所有者と賃借人間の関係について所有者との関係では賃借人は無権限であるから所有者は所有権に基づき目的物の明渡請求をすることができます。この場合に賃借人は賃貸人に対する損害賠償請求権を被担保債権とする留置権の主張をすることはできません。賃借人が賃貸人に賃料を支払っていた場合には賃料が相当額でなく通常より低廉でない限り賃借人の利得はなく所有者は賃借人に返還請求をなしえません。賃借人が賃料を支払っていない場合又は滞納している場合には所有者は賃料相当額を賃借人に請求しえます。賃貸人が賃貸権限を有していなかったことを賃借人が知っていたか過失により知らなかった場合には所有者は賃借人に不法行為による損害賠償請求をなしえます。
短期賃貸借
602条は処分の権限を有しない者が賃貸借をする場合にはその期間の上限を目的物の種類に応じて制限しています。山林の栽植又は伐採を目的とする賃貸借は10年、それ以外の土地の賃貸借は5年、建物の賃貸借は3年、動産の賃貸借は6箇月を超えることができません。契約でこれより長い期間を定めたときであってもその期間は各号所定の期間とされます。

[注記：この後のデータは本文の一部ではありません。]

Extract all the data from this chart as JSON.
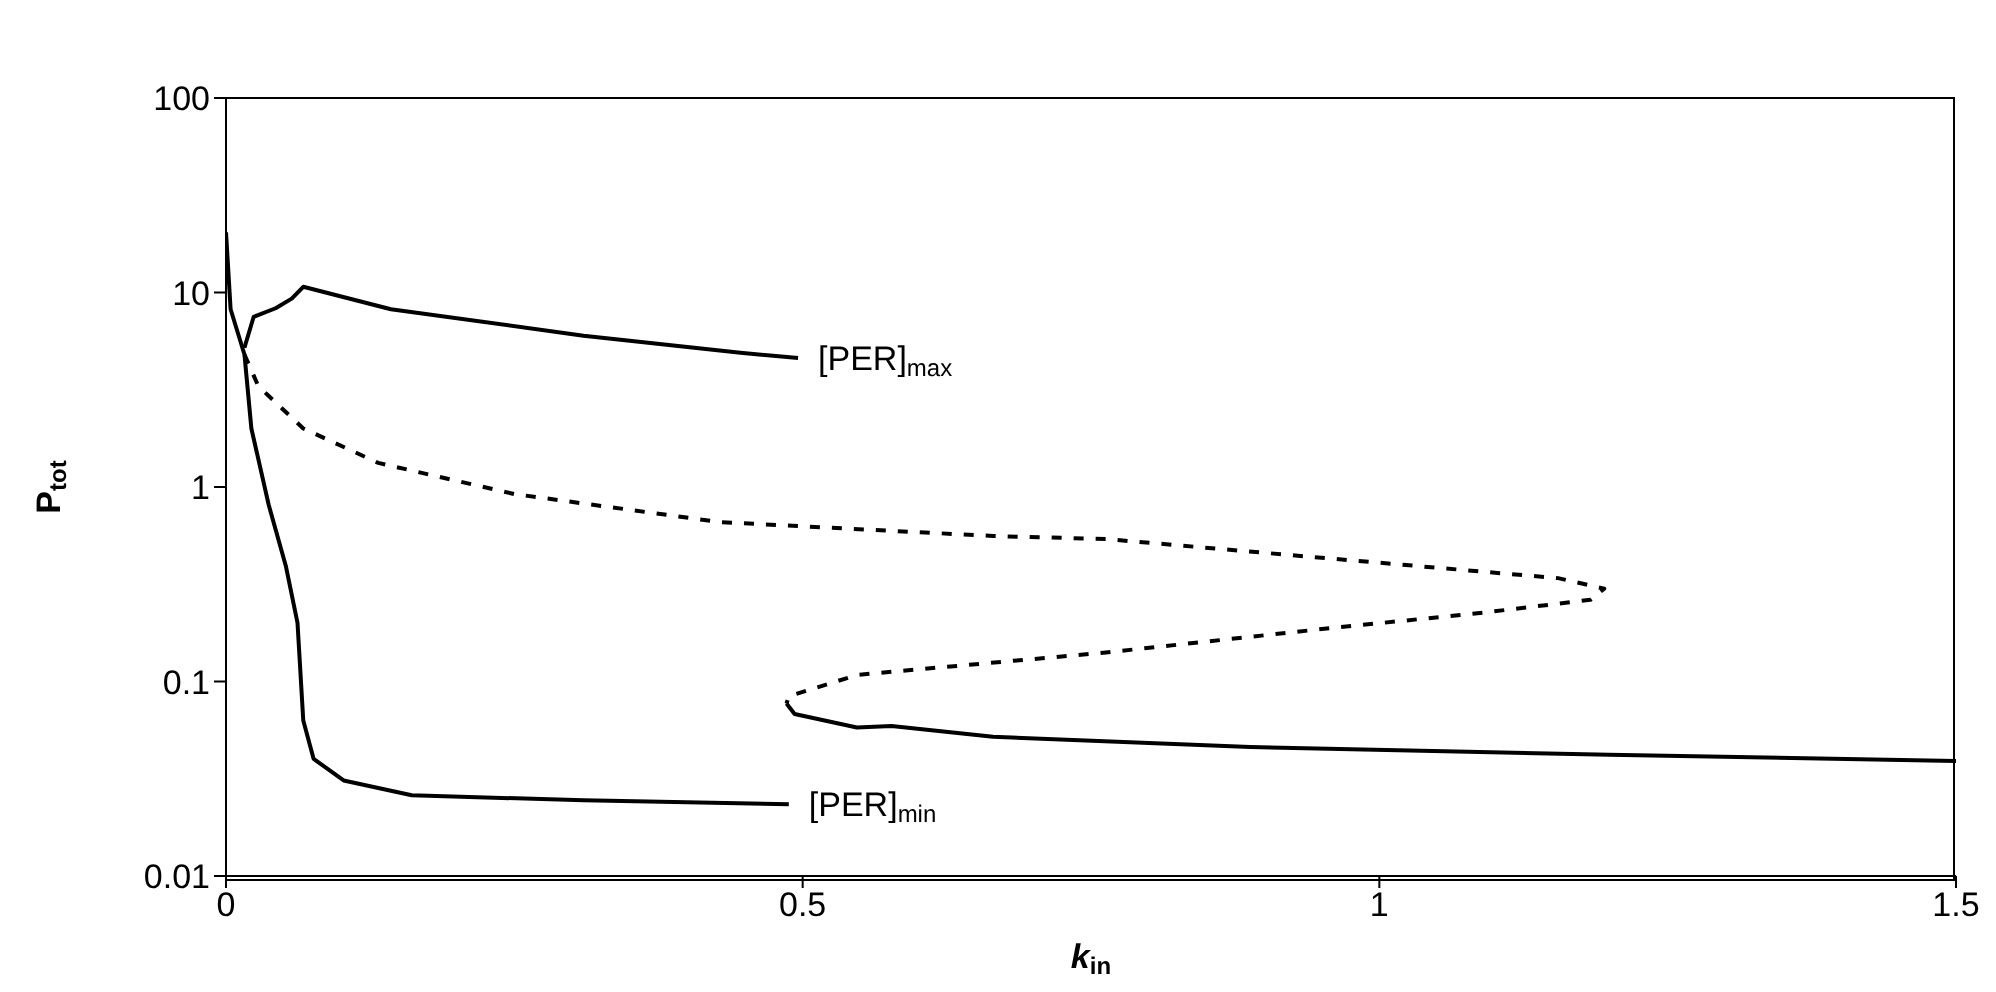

処分の権限を有しない者とは不在者の財産管理人、権限の定めのない代理人、後見監督人のある場合の後見人等です。処分の権限を有しない者が所定の期間を超える賃貸借をした場合には契約自体の効果は処分の能力又は権限に関するそれぞれの規定によって決せられますがその期間については各号所定の期間となります。

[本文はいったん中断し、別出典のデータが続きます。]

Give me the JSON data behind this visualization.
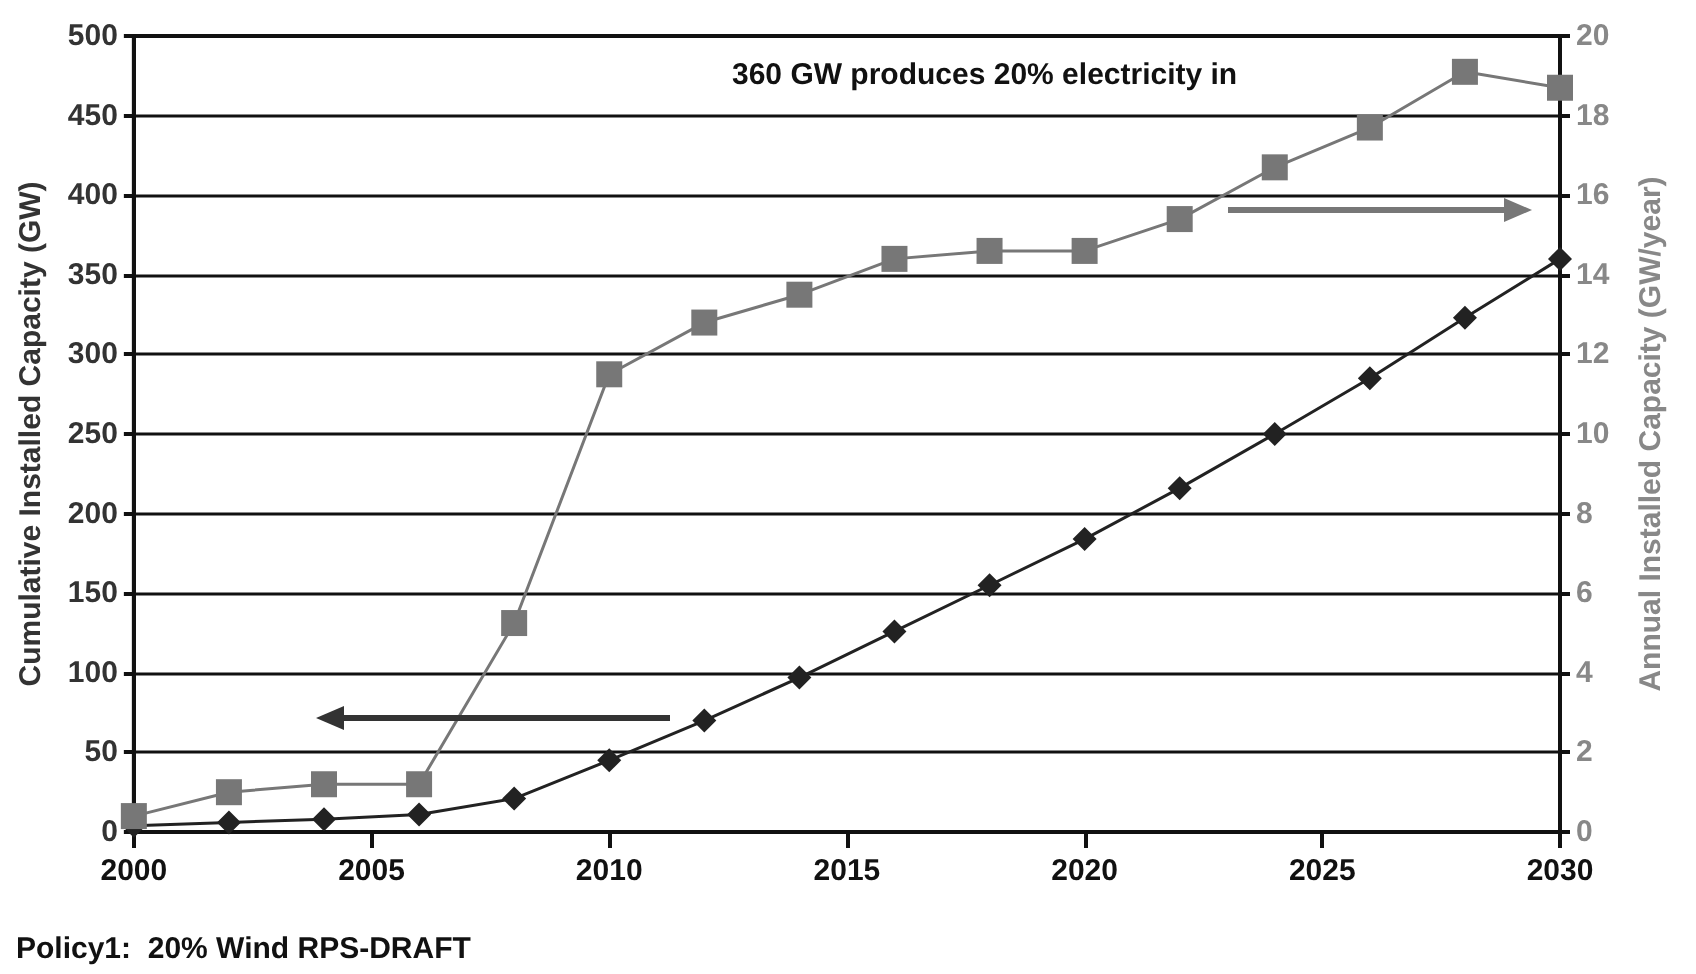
{
  "chart_data": {
    "type": "line",
    "x": [
      2000,
      2002,
      2004,
      2006,
      2008,
      2010,
      2012,
      2014,
      2016,
      2018,
      2020,
      2022,
      2024,
      2026,
      2028,
      2030
    ],
    "series": [
      {
        "color": "#222222",
        "marker": "diamond",
        "values": [
          4,
          6,
          8,
          11,
          21,
          45,
          70,
          97,
          126,
          155,
          184,
          216,
          250,
          285,
          323,
          360
        ]
      },
      {
        "color": "#777777",
        "marker": "square",
        "axis": "y2",
        "values": [
          0.4,
          1.0,
          1.2,
          1.2,
          5.25,
          11.5,
          12.8,
          13.5,
          14.4,
          14.6,
          14.6,
          15.4,
          16.7,
          17.7,
          19.1,
          18.7
        ]
      }
    ],
    "xlim": [
      2000,
      2030
    ],
    "xticks": [
      2000,
      2005,
      2010,
      2015,
      2020,
      2025,
      2030
    ],
    "ylim": [
      0,
      500
    ],
    "yticks": [
      0,
      50,
      100,
      150,
      200,
      250,
      300,
      350,
      400,
      450,
      500
    ],
    "y2lim": [
      0,
      20
    ],
    "y2ticks": [
      0,
      2,
      4,
      6,
      8,
      10,
      12,
      14,
      16,
      18,
      20
    ],
    "ylabel": "Cumulative Installed Capacity (GW)",
    "y2label": "Annual Installed Capacity (GW/year)",
    "grid": "y",
    "annotations": [
      "360 GW produces 20% electricity in",
      "Policy1:  20% Wind RPS-DRAFT"
    ]
  }
}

603条は短期賃貸借はいずれも更新できますがその更新期間も602条所定の期間を超えることができないと定めています。更新は目的物の種類に応じ満了前の一定期間内に土地については1年以内に建物については3箇月以内に動産については1箇月以内にしなければなりません。契約後すぐに更新して事実上602条の期間制限を無意味にすることを防ぐためです。更新前後の賃貸借は同一性を有し特約のない限り更新前の条件が更新後にも引き継がれます。
賃貸借の存続期間
604条1項は賃貸借の存続期間は50年を超えることができないと定めています。契約でこれより長い期間を定めたときであってもその期間は50年とされます。同条2項は賃貸借の存続期間は更新することができるがその期間は更新の時から50年を超えることができないと定めています。
民法上の最長期間は50年であり最短期間に制限はありません。契約期間が永久とされる賃貸借は期間の定めのないものと解釈されます。

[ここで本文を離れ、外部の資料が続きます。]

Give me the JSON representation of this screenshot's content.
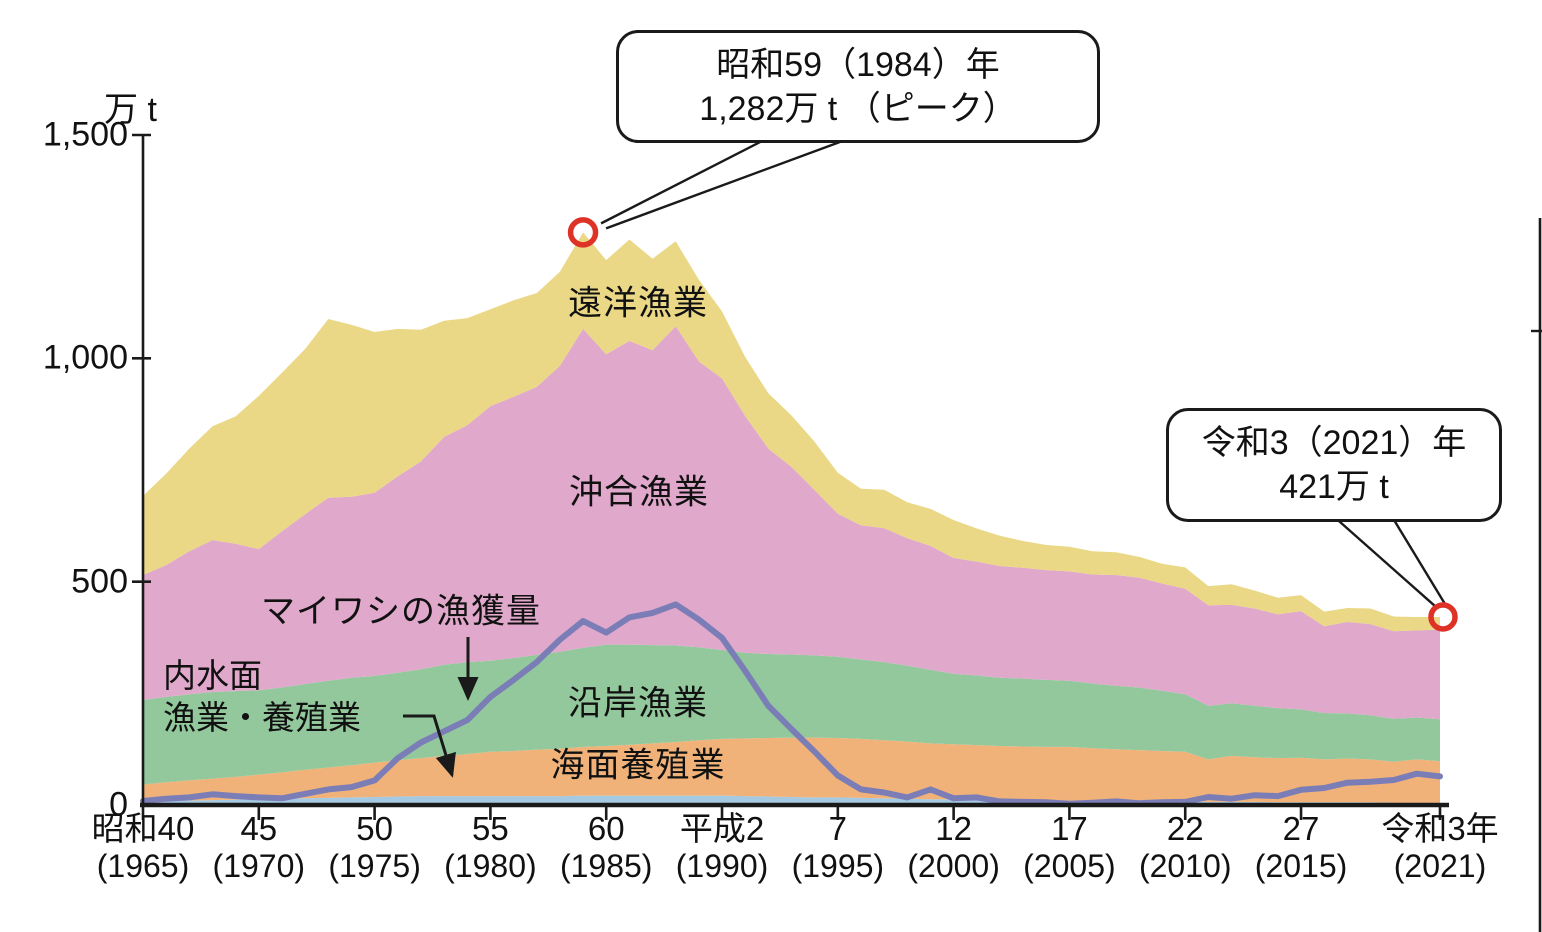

借地関係については借地借家法により最短期間は30年であり最長期間に制限はありません。期間の定めのない場合も30年とされます。借家関係については借地借家法により最長期間に制限はなく1年未満のものは期間の定めのないものとみなされます。借家関係については民法604条は適用されません。
不動産賃貸借の対抗力
605条は不動産の賃貸借はこれを登記したときはその不動産について物権を取得した者その他の第三者に対抗することができると定めています。不動産賃貸権の特殊性を考慮しこれを登記した場合に対抗力を付与することとし賃借人の保護を図ったものです。